Canadians have until tomorrow, Feb 23, to submit submissions to the Canadian Radio and Telecommunications Committee (CRTC) regarding the issue of internet access management.  Of course, that depends on their website actually allowing you to access their on-line comments form....which it doesn't.

Internet Serice Providers (ISPs, e.g., Bell, Rogers) claim that they need to reduce internet traffic to particular sites because they do not have the bandwidth to support data intensive activities (e.g., Bit Torrent, Skype). They want the CRTC to provide them with the legal right to throttle traffic.

There are several problems with this.

1) ISPs have only just recently released limited information relating to their traffic.  The rate of growth in traffic has been declining for many ISPs in recent years suggesting the problem of bandwidth overload is not a serious as initially claimed.

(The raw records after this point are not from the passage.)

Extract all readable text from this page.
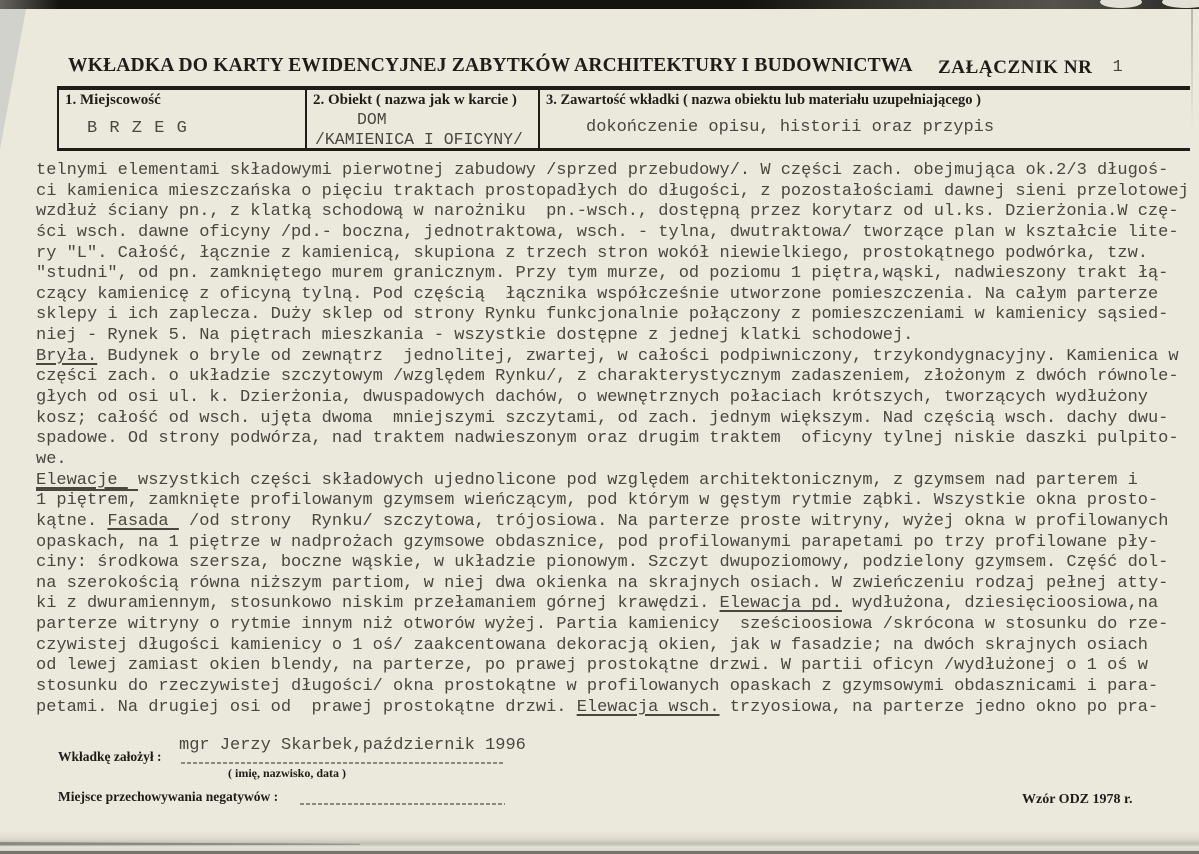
WKŁADKA DO KARTY EWIDENCYJNEJ ZABYTKÓW ARCHITEKTURY I BUDOWNICTWA ZAŁĄCZNIK NR 1
1. Miejscowość
B R Z E G
2. Obiekt ( nazwa jak w karcie )
DOM
/KAMIENICA I OFICYNY/
3. Zawartość wkładki ( nazwa obiektu lub materiału uzupełniającego )
dokończenie opisu, historii oraz przypis
telnymi elementami składowymi pierwotnej zabudowy /sprzed przebudowy/. W części zach. obejmująca ok.2/3 długoś-
ci kamienica mieszczańska o pięciu traktach prostopadłych do długości, z pozostałościami dawnej sieni przelotowej
wzdłuż ściany pn., z klatką schodową w narożniku  pn.-wsch., dostępną przez korytarz od ul.ks. Dzierżonia.W czę-
ści wsch. dawne oficyny /pd.- boczna, jednotraktowa, wsch. - tylna, dwutraktowa/ tworzące plan w kształcie lite-
ry "L". Całość, łącznie z kamienicą, skupiona z trzech stron wokół niewielkiego, prostokątnego podwórka, tzw.
"studni", od pn. zamkniętego murem granicznym. Przy tym murze, od poziomu 1 piętra,wąski, nadwieszony trakt łą-
czący kamienicę z oficyną tylną. Pod częścią  łącznika współcześnie utworzone pomieszczenia. Na całym parterze
sklepy i ich zaplecza. Duży sklep od strony Rynku funkcjonalnie połączony z pomieszczeniami w kamienicy sąsied-
niej - Rynek 5. Na piętrach mieszkania - wszystkie dostępne z jednej klatki schodowej.
Bryła. Budynek o bryle od zewnątrz  jednolitej, zwartej, w całości podpiwniczony, trzykondygnacyjny. Kamienica w
części zach. o układzie szczytowym /względem Rynku/, z charakterystycznym zadaszeniem, złożonym z dwóch równole-
głych od osi ul. k. Dzierżonia, dwuspadowych dachów, o wewnętrznych połaciach krótszych, tworzących wydłużony
kosz; całość od wsch. ujęta dwoma  mniejszymi szczytami, od zach. jednym większym. Nad częścią wsch. dachy dwu-
spadowe. Od strony podwórza, nad traktem nadwieszonym oraz drugim traktem  oficyny tylnej niskie daszki pulpito-
we.
Elewacje  wszystkich części składowych ujednolicone pod względem architektonicznym, z gzymsem nad parterem i
1 piętrem, zamknięte profilowanym gzymsem wieńczącym, pod którym w gęstym rytmie ząbki. Wszystkie okna prosto-
kątne. Fasada  /od strony  Rynku/ szczytowa, trójosiowa. Na parterze proste witryny, wyżej okna w profilowanych
opaskach, na 1 piętrze w nadprożach gzymsowe obdasznice, pod profilowanymi parapetami po trzy profilowane pły-
ciny: środkowa szersza, boczne wąskie, w układzie pionowym. Szczyt dwupoziomowy, podzielony gzymsem. Część dol-
na szerokością równa niższym partiom, w niej dwa okienka na skrajnych osiach. W zwieńczeniu rodzaj pełnej atty-
ki z dwuramiennym, stosunkowo niskim przełamaniem górnej krawędzi. Elewacja pd. wydłużona, dziesięcioosiowa,na
parterze witryny o rytmie innym niż otworów wyżej. Partia kamienicy  sześcioosiowa /skrócona w stosunku do rze-
czywistej długości kamienicy o 1 oś/ zaakcentowana dekoracją okien, jak w fasadzie; na dwóch skrajnych osiach
od lewej zamiast okien blendy, na parterze, po prawej prostokątne drzwi. W partii oficyn /wydłużonej o 1 oś w
stosunku do rzeczywistej długości/ okna prostokątne w profilowanych opaskach z gzymsowymi obdasznicami i para-
petami. Na drugiej osi od  prawej prostokątne drzwi. Elewacja wsch. trzyosiowa, na parterze jedno okno po pra-
mgr Jerzy Skarbek,październik 1996
Wkładkę założył :
( imię, nazwisko, data )
Miejsce przechowywania negatywów :	Wzór ODZ 1978 r.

2)  This information does not tell us what their overall capacity really is (Note: much of that capacity was built with the help of government money).  How much Dark Fibre exists?  Dark Fibre is unused communications fibre that was abandoned when new information packaging technology allowed more information to be carried by less fibre?

3) Several ISPs plan to launch new commercial media downloading services  (e.g., movies).  This is a conflict of interest.  Throttling reduces access to competition.

4) ISPs have also expressed interest in creating new two-tiered internet access fees.  The claim that overloaded bandwidth exists is used to support their desire to launch new lucrative business products.  But is the foundational claim true?

Until the ISPs provide the CRTC will complete information about their traffic rates and total capacity, the CTRC should not permit throttling.  Unfortunately an earlier ruling by the CRTC will allow ISPs to continue to do this for the time being.

Are you being throttled?  Google has recently teamed with M-Lab to allow you to see if your ISP is throttling your connection.  Click here.

None of this is good for the future of the internet.